Plusieurs mois après la tenue des IXes Jeux de la Francophonie à Kinshasa, de nombreux entrepreneurs congolais attendent toujours le paiement de leurs prestations.
Une situation qui suscite inquiétude, frustration et appels pressants à l’intervention des autorités compétentes.Prestataires de services, fournisseurs de biens, logisticiens ou encore acteurs du secteur événementiel, ils sont nombreux à avoir contribué à la réussite de cet événement international organisé en République démocratique du Congo en 2023. Aujourd’hui, ces opérateurs économiques affirment être confrontés à de sérieuses difficultés financières, faute de règlement de leurs factures. « Nous avons répondu à l’appel de l’État avec patriotisme. Nous avons mobilisé nos ressources, parfois contracté des crédits pour honorer nos engagements. Mais jusqu’à ce jour, nous n’avons toujours pas été payés », témoigne un entrepreneur basé à Kinshasa, sous couvert d’anonymat. Selon plusieurs sources concordantes, certaines créances restent en suspens depuis la clôture officielle des Jeux. Cette situation fragilise la trésorerie des entreprises concernées, notamment les petites et moyennes entreprises (PME), déjà éprouvées par un environnement économique instable.Au-delà des difficultés financières, ces retards de paiement impactent également la crédibilité de l’écosystème entrepreneurial congolais. « Comment encourager l’entrepreneuriat local si les engagements pris dans le cadre d’événements d’envergure internationale ne sont pas respectés ? », s’interroge un analyste économique.

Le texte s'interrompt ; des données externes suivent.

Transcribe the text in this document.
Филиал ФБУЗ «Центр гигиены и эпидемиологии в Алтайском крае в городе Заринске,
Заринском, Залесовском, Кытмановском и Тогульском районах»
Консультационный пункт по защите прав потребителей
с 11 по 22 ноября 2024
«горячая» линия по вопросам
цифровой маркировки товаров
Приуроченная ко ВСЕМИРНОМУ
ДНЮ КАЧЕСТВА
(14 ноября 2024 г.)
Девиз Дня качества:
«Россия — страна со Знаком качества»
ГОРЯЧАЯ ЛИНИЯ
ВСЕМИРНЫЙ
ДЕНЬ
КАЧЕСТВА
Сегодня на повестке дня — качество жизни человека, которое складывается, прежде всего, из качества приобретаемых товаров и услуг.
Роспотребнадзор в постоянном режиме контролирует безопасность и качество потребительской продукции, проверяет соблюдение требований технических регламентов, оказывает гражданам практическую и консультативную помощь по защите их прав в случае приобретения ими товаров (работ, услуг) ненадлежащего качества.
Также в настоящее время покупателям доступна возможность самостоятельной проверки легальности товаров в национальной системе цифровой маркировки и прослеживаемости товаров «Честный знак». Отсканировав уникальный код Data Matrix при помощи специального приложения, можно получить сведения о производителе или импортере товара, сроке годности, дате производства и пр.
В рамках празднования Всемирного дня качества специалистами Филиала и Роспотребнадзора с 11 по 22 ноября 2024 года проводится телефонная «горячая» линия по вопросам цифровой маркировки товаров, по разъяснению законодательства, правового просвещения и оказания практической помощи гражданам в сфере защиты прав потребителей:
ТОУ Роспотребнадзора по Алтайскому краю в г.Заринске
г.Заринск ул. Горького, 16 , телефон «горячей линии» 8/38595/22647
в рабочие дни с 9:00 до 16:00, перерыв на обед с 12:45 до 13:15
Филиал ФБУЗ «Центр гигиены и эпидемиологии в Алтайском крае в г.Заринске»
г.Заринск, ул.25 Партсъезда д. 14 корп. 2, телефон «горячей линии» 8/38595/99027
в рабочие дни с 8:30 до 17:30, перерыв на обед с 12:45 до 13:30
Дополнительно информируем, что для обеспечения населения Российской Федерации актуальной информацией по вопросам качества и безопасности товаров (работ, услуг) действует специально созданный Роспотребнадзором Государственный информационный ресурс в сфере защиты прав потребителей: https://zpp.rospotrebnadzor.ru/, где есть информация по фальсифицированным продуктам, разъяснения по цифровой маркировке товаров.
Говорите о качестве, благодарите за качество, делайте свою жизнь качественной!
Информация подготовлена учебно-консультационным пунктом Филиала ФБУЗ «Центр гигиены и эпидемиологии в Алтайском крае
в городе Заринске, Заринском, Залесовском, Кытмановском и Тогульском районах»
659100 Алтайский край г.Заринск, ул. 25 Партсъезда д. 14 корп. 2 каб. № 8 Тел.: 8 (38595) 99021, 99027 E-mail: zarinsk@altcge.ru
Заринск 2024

Face à cette situation, plusieurs voix s’élèvent pour exiger plus de transparence dans la gestion des fonds alloués aux Jeux de la Francophonie. Des organisations patronales et des représentants du secteur privé appellent à un audit indépendant afin d’établir les responsabilités et accélérer le processus de paiement. Du côté des autorités, aucune communication officielle détaillée n’a encore été faite sur un calendrier précis de règlement des dettes. Toutefois, certaines sources proches du dossier évoquent des contraintes administratives et budgétaires qui ralentiraient le traitement des dossiers. En attendant, les entrepreneurs concernés espèrent un dénouement rapide. Pour eux, il ne s’agit pas seulement de recouvrer leurs fonds, mais aussi de restaurer la confiance entre l’État et les acteurs économiques nationaux. Alors que la RDC ambitionne de renforcer son attractivité économique et d’attirer davantage d’investissements, la résolution de ce dossier apparaît comme un test crucial pour la crédibilité des engagements publics.